The finalists (with Alison Maclean’s comments on each film in italics):
I’m Going to Mum’s
NZ 2013. Director/Screenplay: Lauren Jackson Producers: Jeremy Macey, Andrew Cochrane
Festivals: Berlin, San Francisco 2013. 13 mins
Torn between his separated Mum’s and Dad’s, what’s a kid going to wear? Truly original. It builds from a simple, charming and wryly funny premise to become unexpectedly powerful.
Interim
NZ 2013. Director/Screenplay: Dan Kircher Producer: Roimata Magregor. 15 mins
Beautifully shot and constructed, this oblique, subjective memory piece gets inside the mind of a rookie cop.
Tom’s Dairy
NZ 2013. Director/Screenplay: Oscar Kightley Producer: Elizabeth Mitchell. 13 mins
1981. A summertime day in the life of a Samoan kid in West Auckland touches on wider conflict and grief.
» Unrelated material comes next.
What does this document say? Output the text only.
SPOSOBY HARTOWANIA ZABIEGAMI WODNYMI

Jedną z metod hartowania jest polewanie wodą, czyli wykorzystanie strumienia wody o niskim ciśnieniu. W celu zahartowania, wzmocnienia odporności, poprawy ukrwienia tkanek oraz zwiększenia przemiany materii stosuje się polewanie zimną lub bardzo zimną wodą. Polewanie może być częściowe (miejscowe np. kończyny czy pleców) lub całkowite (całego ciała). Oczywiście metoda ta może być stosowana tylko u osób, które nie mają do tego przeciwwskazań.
A simple story perfectly told.
Here Now
NZ 2013. Director/Producer/Screenplay: Chelsie Preston Crayford. 14 mins
Perfectly calibrated and true, something pierces the boredom and unconscious dailiness of life for a young woman working in a dress shop.
Blind Mice
NZ 2013. Director/Producer/Screenplay: Walter Lawry. 15 mins
A young woman gets caught between two men. This is very assured filmmaking. Anchored by three vivid performances, we’re thrown into an ambiguous triangle that has more going on than meets the eye.
Friday Tigers
Ngā Taika o te Rāmere
NZ 2013. Director/Screenplay: Aidee Walker Producer: Julia Parnell. 16 mins
When a single mother creates a fantasy world for her three-year-old daughter, is there room for anyone else? Balances real world domestic/romantic turbulence with the gentlest kind of fabulism.
NZIFF in Auckland screens until 4 August, in Wellington until 11 August, in Christchurch from 1 to 18 August, and in Dunedin from 8 August to 25 August before continuing around the country. The NZ’s Best Shorts programme will screen in every NZIFF regional programme.